İnsanın duydukları ve okudukları başka, görerek, yaşayarak tarihin canlı tanığı olması başka bir şey.
Hele hele kişi, sadece tanıklık etmekle kalmayıp bizzat yaşananların aktörlerinden biri olmuşsa bu daha da başka bir şey.
Onun içindir ki renkli, fırtınalı bir hayat sürmüş sanatçıların, siyasetçi, aydın ve entelektüellerin anıları büyük ilgi çeker.
Olayların, kıyıda köşede kalmış çok önemli ayrıntılarının birinci elden öğrenilmesinin tadına doyum olmaz.
Bu basit gibi görünen ayrıntılar çoğu kez karanlıkları aydınlatarak, fotoğrafın eksik kalan karelerini tamamlar ve gerçeğin ortaya çıkmasını sağlar.
22 Ocak 2014 günü Gülistan Perwer'in, Rudaw Televizyonu’ndaki programına katılmak üzere Erbil'e gittim.
Bildiğiniz gibi Rudaw TV, halen Irak Kürdistan Bölgesel Yönetimi Başkanı olan Neçirvan Barzani'nin kontrolünde bir kanal.
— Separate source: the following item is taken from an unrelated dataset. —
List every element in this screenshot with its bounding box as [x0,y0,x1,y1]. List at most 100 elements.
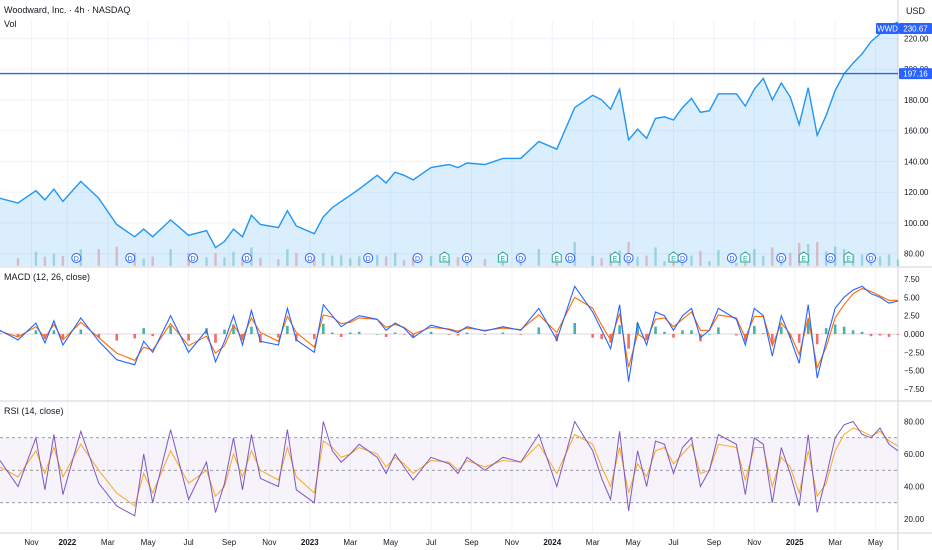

Kürdistan Bölgesi'nde hemen her siyasetin ayrı bir televizyon kanalı var.
Fotoğraf: CNS
Barzanilerin, Talabanilerin, Goran Hareketi'nin, İslamcı partilerin (Yekgirtu, Komela İslam...) kanallarının her biri kendi siyasetleri doğrultusunda yayın yapıyor.
Rudaw'ın dışında, TV Kürdistan 24 de Başbakan Mesrur Barzani'nin çizgisinde yayın yapan ikinci bir Barzani kanalı.
Amcaoğlu ve aynı zamanda da enişte kayınbirader olan Mesrur ve Neçirvan Barzani’nin parti içi rekabetleri TV kanallarında da devam ediyor.
Gülistan Perwer'in programı siyasi olmaktan çok, kişilerin özel hayatlarını, ilk gençlik yıllarını, ailelerini, çocuklarını, zevklerini, hobilerini tanıtan özel hayatla ilgili bir programdı.
Programda, Şıvan ve dotmamı (amcakızı) Gülistan Perwer’in imam olan dedelerinin, Midyat'ta bizim aşiretin (Dermemmıka) Keferzé köyünden Siverek'e göç hikayelerine kadar çoğu kimsenin bilmediği bir çok konuyu dile getirdik.
Birbirimize 'dotmam' ve 'pısmam' (Amcakızı ve amca oğlu) diye hitaplarımız da sohbete renk kattı.
Güzel bir yayın oldu.
Programdan sonra Rudaw TV'nin başındaki kişi gelerek tebriklerini iletti ve eğer vaktimiz varsa biraz sohbet etmek istediklerini söyleyerek makamına davet etti.
Türkçe dahil 4 dili mükemmel konuşan Rebwar Kerim'in de aralarında olduğu birkaç kişiyle koyu bir sohbete daldık.
Sohbete katılanların hepsi yurt dışında eğitim almış, en az birkaç Batı ve birkaç Ortadoğu dilini iyi bilen arkadaşlardı.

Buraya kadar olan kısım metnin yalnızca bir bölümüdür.